Les débuts du christianisme ont été plus lents et plus pénibles. De même que l’islamisme devait être l’épanouissement de l’idée du monothéisme, de même le christianisme fut l’épanouissement de l’idée du messianisme. Mais s’il est relativement facile de s’élever à l’a conception de l’unité divine et d’admettre que Dieu se manifeste par un prophète, il l’est beaucoup moins de savoir à quels caractères reconnaître le Messie. Parmi le grand nombre de ceux qui passaient et disparaissaient en Israël, y en avait-il un qu’on pût regarder comme le véritable ? A coup sûr non, si on s’en tenait à la conception première qui voulait que le Messie relevât la patrie terrestre et réunît tous les peuples du monde autour de Jérusalem. Mais là aussi allait se produire une de ces transformations que la souplesse merveilleuse du génie judaïque a rendues si nombreuses et si fécondes. Tandis que la masse des juifs, les yeux fixés sur l’horizon, y cherchaient l’aurore de l’apparition qu’ils attendaient avec tant d’impatience, quelques-uns d’entre eux se prirent à dire : « Vous vous trompez. Le Messie est venu. Vous l’avez méconnu, vous l’avez tué ; mais il reviendra juger les vivans et les morts. » Nouvelle étrange sans doute, mais qui changeait, après tout, peu de chose aux espérances judaïques. Il était assez indifférent que le Messie eût passé une première fois incompris et méprisé sur la terre, puisqu’il allait y apparaître de nouveau et puisque son règne n’y était qu’ajourné.

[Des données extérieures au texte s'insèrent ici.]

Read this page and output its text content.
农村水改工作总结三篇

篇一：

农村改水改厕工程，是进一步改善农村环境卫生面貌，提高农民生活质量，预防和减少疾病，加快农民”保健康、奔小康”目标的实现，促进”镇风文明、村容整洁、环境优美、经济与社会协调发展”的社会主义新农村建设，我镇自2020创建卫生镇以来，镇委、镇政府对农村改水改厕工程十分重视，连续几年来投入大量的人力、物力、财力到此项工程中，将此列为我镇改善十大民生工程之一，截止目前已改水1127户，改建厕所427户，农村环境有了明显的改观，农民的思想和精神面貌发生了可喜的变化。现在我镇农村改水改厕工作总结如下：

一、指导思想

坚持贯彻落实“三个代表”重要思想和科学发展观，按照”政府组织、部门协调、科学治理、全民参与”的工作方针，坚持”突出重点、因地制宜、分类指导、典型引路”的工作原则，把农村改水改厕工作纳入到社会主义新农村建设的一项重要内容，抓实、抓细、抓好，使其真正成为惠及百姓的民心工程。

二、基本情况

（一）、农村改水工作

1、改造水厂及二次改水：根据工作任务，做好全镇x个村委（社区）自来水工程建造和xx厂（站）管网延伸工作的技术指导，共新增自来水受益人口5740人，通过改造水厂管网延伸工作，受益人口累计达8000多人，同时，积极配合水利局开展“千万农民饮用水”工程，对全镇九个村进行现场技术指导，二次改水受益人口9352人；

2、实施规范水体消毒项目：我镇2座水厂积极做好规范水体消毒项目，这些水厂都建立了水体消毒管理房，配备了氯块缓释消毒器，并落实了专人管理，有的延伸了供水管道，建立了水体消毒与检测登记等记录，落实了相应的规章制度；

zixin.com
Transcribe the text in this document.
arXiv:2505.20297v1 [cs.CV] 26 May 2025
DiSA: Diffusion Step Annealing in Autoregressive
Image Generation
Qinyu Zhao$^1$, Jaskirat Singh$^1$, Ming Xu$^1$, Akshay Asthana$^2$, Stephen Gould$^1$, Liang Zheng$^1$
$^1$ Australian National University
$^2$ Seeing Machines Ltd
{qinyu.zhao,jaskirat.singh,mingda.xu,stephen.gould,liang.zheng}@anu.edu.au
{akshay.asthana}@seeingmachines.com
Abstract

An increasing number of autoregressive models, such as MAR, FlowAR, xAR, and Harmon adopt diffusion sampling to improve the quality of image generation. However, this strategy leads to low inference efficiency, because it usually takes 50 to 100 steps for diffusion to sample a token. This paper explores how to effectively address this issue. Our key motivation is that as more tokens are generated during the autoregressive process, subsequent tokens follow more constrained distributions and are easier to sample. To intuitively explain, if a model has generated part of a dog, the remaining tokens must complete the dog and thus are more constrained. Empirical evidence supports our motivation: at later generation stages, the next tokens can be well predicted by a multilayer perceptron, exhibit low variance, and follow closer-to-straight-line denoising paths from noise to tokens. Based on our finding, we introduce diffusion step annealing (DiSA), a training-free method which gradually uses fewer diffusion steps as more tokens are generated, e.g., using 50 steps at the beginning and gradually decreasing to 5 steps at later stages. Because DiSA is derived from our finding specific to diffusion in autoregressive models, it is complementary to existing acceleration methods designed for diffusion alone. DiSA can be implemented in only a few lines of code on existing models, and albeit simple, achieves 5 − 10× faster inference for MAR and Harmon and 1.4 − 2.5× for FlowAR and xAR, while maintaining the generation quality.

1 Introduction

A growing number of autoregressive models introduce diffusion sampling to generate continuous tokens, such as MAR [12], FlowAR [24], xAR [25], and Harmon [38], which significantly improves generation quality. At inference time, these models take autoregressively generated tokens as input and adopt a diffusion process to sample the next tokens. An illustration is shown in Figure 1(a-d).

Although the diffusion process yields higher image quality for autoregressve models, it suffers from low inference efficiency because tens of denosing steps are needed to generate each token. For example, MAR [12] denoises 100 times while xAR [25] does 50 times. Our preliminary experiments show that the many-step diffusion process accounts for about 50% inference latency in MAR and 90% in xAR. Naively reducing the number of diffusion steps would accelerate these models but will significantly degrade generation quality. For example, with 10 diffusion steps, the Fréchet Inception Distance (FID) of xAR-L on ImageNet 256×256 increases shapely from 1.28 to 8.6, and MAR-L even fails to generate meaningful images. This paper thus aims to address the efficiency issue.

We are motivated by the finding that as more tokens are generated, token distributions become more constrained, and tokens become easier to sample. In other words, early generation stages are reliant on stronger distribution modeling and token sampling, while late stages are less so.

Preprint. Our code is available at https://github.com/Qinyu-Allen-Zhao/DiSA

Pendant longtemps, les chrétiens ne crurent pas moins sérieusement que les juifs à la fin prochaine du mal, à une ère future de justice, de paix et de bonheur. Eux aussi, ils tenaient les yeux fixés sur l’horizon, avec une confiance d’autant plus vive qu’ils connaissaient déjà le Sauveur, qu’ils l’avaient vu et que sa personne, ses actes, ses discours avaient laissé dans leurs âmes une ineffaçable impression. Mais précisément parce que leur espérance était plus précise, la réalité les trompa plus manifestement encore que les juifs. Les siècles s’écoulèrent et Jésus ne revint pas.